Fig. 1 | Residual Connections: Why skip connections enable deep networks

Why Residual Connections Work:

Gradient Highway: The gradient has a direct path back to the input – no multiplication with many weights
Identity Assumption: If f(x) ≈ 0, then x' ≈ x – the network can decide to "skip"
Additive Modification: Instead of completely replacing x, only a small change is added
Empirical Result: With skip connections, we can train 50-100+ layers without gradients vanishing

Layer Normalization – Stabilization

Normalization means: Bringing activations per Token to mean 0 and standard deviation 1. This significantly stabilizes training.

Standard LayerNorm:

Layer Normalization Formula:

LayerNorm(x) = γ ⊙ (x - μ) / √(σ² + ε) + β

Where:

• μ = Mean over all d dimensions per token

• σ² = Variance over d dimensions

• γ, β = Trainable scale and shift parameters

• ε = Small constant (e.g., 1e-6) for numerical stability

RMSNorm – Modern Variant:

Llama, Mistral, and other modern models use RMSNorm – a simplified version without mean subtraction:

RMSNorm Formula:

RMSNorm(x) = γ ⊙ x / √(mean(x²) + ε)

Advantages:

• Faster (fewer operations)

• Equivalent performance to LayerNorm

• Less memory

Normalization Approach

Fig. 2 | Comparison: Post-LayerNorm vs. Pre-LayerNorm architecture and their position in the block

Post-LayerNorm (Original)

❌ Needs warmup phase (learning rate annealing)
❌ Unstable with many layers
✅ Output normalized
✅ Historical standard (original Transformer)

Pre-LayerNorm (Modern)

✅ Stable training without warmup
✅ Better convergence with many layers
✅ Simpler tuning parameters
✅ Standard in GPT-3, Llama, Claude

Transformer Block: Interplay

A modern Transformer block uses Residual Connections AND Pre-LayerNorm together. Here is the complete data flow:

Fig. 3 | Complete Transformer block with Pre-LayerNorm + Residual Connections (Llama style)

Block Logic (Pre-LayerNorm Style):

h₁ = x + Attention(RMSNorm(x))
h₂ = h₁ + SwiGLU(RMSNorm(h₁))
return h₂

Block Components:

Component	Function	Why needed
RMSNorm(x)	Normalizes input to RMS=1	Stabilizes Attention input, prevents numerical instability
Attention(norm_x)	Computes head interactions	Semantically connects different tokens
+ (Residual)	Adds original input	Gradient highway, preserves original information
RMSNorm(h₁)	Normalizes before FFN	Stabilizes FFN input
SwiGLU(norm_h)	Non-linear projection with gating	Increases model capacity, learnable gating
+ (Residual)	Adds h₁ back	Gradient highway, preserves Attention output

Section 5: Key Insights

Core Insights

1. Residuals Are Not "Waste"

Skip connections are not a weakness or backup plan. They are a primary design principle: The network only needs to learn the change, not the complete transformation.

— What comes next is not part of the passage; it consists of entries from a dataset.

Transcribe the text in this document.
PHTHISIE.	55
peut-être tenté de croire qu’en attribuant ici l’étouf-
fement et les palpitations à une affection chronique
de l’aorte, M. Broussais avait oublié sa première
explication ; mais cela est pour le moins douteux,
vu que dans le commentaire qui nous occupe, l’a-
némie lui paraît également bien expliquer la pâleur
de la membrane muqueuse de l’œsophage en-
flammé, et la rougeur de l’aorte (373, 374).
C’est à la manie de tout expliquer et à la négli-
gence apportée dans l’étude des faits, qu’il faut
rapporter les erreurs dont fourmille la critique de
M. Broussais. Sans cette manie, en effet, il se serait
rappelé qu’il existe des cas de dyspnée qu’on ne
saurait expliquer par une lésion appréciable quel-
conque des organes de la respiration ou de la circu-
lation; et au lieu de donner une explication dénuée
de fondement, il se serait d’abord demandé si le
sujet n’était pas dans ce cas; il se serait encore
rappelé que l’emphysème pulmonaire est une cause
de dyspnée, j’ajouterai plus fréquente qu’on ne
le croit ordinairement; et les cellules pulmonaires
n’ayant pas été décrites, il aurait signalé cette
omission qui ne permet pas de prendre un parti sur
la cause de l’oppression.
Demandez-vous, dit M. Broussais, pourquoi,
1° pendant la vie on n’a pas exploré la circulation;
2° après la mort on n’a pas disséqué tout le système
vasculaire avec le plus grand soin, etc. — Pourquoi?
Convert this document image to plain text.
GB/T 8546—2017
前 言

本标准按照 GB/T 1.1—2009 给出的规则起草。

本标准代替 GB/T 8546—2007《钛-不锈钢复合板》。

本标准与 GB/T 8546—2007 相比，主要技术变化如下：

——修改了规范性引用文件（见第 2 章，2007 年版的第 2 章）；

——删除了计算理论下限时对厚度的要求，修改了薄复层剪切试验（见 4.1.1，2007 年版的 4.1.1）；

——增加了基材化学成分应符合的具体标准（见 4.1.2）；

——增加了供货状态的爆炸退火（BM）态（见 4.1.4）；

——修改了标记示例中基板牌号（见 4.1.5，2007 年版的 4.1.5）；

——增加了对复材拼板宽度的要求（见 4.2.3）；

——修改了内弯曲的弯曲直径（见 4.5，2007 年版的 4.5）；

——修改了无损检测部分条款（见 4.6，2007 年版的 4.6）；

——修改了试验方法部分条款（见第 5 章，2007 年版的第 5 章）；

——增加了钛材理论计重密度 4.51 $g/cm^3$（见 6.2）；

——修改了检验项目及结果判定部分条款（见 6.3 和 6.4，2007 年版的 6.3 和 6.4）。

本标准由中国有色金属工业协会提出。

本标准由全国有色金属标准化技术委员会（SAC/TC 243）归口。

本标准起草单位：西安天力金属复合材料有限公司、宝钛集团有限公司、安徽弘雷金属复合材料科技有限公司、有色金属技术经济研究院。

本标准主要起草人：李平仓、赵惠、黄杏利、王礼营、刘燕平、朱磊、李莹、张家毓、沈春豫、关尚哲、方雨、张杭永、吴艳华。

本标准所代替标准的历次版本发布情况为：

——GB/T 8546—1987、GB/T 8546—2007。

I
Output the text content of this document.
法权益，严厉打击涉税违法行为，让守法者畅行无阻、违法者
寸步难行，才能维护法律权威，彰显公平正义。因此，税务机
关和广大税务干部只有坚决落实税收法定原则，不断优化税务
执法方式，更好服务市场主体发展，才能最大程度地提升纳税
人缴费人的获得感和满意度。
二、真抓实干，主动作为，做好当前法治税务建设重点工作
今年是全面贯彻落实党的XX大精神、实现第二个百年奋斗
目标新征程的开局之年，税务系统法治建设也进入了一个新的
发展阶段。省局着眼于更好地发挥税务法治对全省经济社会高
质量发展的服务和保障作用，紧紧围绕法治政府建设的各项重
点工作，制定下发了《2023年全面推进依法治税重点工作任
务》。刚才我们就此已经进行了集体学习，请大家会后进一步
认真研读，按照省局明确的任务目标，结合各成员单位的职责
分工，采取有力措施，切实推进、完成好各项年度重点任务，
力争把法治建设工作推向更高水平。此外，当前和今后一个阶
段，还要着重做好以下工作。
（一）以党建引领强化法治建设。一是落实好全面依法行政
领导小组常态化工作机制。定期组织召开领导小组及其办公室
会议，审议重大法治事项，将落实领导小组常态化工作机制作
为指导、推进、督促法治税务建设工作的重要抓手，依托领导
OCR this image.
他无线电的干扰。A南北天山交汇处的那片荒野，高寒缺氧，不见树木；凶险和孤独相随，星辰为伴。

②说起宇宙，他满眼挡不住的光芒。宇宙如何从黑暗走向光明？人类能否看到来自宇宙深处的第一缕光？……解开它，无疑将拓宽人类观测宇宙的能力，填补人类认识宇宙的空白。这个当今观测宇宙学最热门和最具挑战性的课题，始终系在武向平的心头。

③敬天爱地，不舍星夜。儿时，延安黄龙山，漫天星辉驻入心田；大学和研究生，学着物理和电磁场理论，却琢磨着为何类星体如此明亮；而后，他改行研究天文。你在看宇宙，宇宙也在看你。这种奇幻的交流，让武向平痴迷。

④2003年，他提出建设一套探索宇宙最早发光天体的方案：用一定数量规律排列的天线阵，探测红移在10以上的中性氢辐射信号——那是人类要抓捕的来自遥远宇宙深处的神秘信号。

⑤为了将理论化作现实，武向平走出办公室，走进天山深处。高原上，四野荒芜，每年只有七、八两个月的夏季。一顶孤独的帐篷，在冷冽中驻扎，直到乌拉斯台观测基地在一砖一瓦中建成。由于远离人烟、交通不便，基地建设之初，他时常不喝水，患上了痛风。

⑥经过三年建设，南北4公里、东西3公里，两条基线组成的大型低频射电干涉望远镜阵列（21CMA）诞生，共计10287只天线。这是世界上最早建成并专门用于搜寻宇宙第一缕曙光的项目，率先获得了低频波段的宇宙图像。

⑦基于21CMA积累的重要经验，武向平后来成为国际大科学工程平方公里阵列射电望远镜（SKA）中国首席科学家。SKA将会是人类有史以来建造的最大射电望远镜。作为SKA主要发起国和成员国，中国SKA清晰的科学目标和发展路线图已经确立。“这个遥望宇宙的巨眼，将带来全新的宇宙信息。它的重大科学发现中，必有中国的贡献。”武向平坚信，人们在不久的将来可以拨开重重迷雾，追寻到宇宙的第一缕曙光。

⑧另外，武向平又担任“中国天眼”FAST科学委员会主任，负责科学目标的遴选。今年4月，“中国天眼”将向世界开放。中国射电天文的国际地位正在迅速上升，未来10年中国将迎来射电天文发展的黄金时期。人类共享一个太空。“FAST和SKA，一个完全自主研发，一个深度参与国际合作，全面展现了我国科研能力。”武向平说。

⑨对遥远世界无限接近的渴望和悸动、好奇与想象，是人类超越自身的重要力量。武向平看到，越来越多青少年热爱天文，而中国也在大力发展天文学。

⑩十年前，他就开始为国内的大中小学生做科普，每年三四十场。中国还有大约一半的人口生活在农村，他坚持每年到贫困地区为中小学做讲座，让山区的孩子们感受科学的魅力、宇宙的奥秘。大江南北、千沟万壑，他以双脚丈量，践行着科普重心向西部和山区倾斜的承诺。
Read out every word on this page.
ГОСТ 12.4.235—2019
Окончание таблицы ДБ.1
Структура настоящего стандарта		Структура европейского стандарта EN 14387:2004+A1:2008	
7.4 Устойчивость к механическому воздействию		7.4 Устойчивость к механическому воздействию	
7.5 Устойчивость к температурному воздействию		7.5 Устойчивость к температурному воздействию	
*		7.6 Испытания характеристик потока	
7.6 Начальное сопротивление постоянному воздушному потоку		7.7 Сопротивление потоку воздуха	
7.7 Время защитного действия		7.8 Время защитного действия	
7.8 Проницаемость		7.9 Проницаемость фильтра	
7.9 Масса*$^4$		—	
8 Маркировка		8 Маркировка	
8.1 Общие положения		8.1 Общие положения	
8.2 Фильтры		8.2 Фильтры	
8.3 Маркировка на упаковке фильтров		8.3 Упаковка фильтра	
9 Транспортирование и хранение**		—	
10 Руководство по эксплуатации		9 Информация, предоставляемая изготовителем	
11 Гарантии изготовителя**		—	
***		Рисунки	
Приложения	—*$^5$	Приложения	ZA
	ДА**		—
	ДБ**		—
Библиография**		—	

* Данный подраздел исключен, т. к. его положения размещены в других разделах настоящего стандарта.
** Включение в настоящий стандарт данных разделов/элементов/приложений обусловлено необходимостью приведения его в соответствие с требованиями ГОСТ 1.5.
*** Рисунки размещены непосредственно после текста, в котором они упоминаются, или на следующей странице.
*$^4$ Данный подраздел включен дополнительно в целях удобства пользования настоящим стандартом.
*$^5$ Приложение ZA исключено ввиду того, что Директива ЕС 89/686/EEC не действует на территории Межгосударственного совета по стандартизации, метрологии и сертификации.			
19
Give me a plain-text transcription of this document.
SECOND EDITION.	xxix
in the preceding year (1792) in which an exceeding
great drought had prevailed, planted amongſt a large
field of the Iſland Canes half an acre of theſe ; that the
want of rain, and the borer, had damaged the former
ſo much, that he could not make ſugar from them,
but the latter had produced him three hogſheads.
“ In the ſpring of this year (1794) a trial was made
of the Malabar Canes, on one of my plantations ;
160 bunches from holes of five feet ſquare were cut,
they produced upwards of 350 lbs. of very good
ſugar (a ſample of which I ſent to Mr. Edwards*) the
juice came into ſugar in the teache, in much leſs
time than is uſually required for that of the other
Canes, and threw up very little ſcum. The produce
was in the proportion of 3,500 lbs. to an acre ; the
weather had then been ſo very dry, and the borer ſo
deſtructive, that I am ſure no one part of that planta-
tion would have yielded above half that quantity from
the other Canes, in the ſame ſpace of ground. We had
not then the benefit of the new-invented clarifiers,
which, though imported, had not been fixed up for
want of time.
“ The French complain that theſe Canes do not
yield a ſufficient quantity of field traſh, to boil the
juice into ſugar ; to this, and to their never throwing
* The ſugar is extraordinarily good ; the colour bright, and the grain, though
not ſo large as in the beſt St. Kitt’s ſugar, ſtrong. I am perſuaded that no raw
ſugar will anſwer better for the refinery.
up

2. Normalization = Training Stabilizer

Without normalization, activation distributions constantly change – the network would have to constantly adapt. With normalization, the distribution remains stable and learning becomes more efficient.

3. Pre-LayerNorm Is a Game-Changer

Pre-normalization makes training without warmup possible. This is not just practical, but also enables deeper models – all modern models use Pre-LayerNorm.

4. RMSNorm Shows: Simpler Is Often Better

RMSNorm omits mean subtraction – but is just as fast and just as effective. This shows: Not all mathematical subtleties are necessary. What matters empirically is what works.

5. The Combination Is Essential

Residuals WITHOUT normalization = unstable. Normalization WITHOUT residuals = limited depth. Together: Stable, deep, efficient networks (50-100+ layers).

6. Depth Has Costs

More layers = more parameters, more compute. But with Residuals + Normalization, scaling is predictable and stable – not chaotic like without these techniques.

Modern Models & Configuration

All large modern language models use Residual Connections + Pre-LayerNorm. Here are the typical configurations:

Model	Normalization	Residual Type	Layers	d_model
GPT-2	LayerNorm	Post	12-48	768-1600
GPT-3	LayerNorm	Post	96	12,288
PaLM	RMSNorm	Pre	118	18,432
Llama 2 70B	RMSNorm	Pre	80	8,192
Llama 3 70B	RMSNorm	Pre	80	8,192
Claude 3	LayerNorm (presumably)	Pre	~100+	~8K-10K
Mistral 7B	RMSNorm	Pre	32	4,096

🔍 Observation: All modern models (2022+) use Pre-LayerNorm. Older models (GPT-2, GPT-3) used Post-LayerNorm. This is a sign of evolution: Pre-LayerNorm is superior.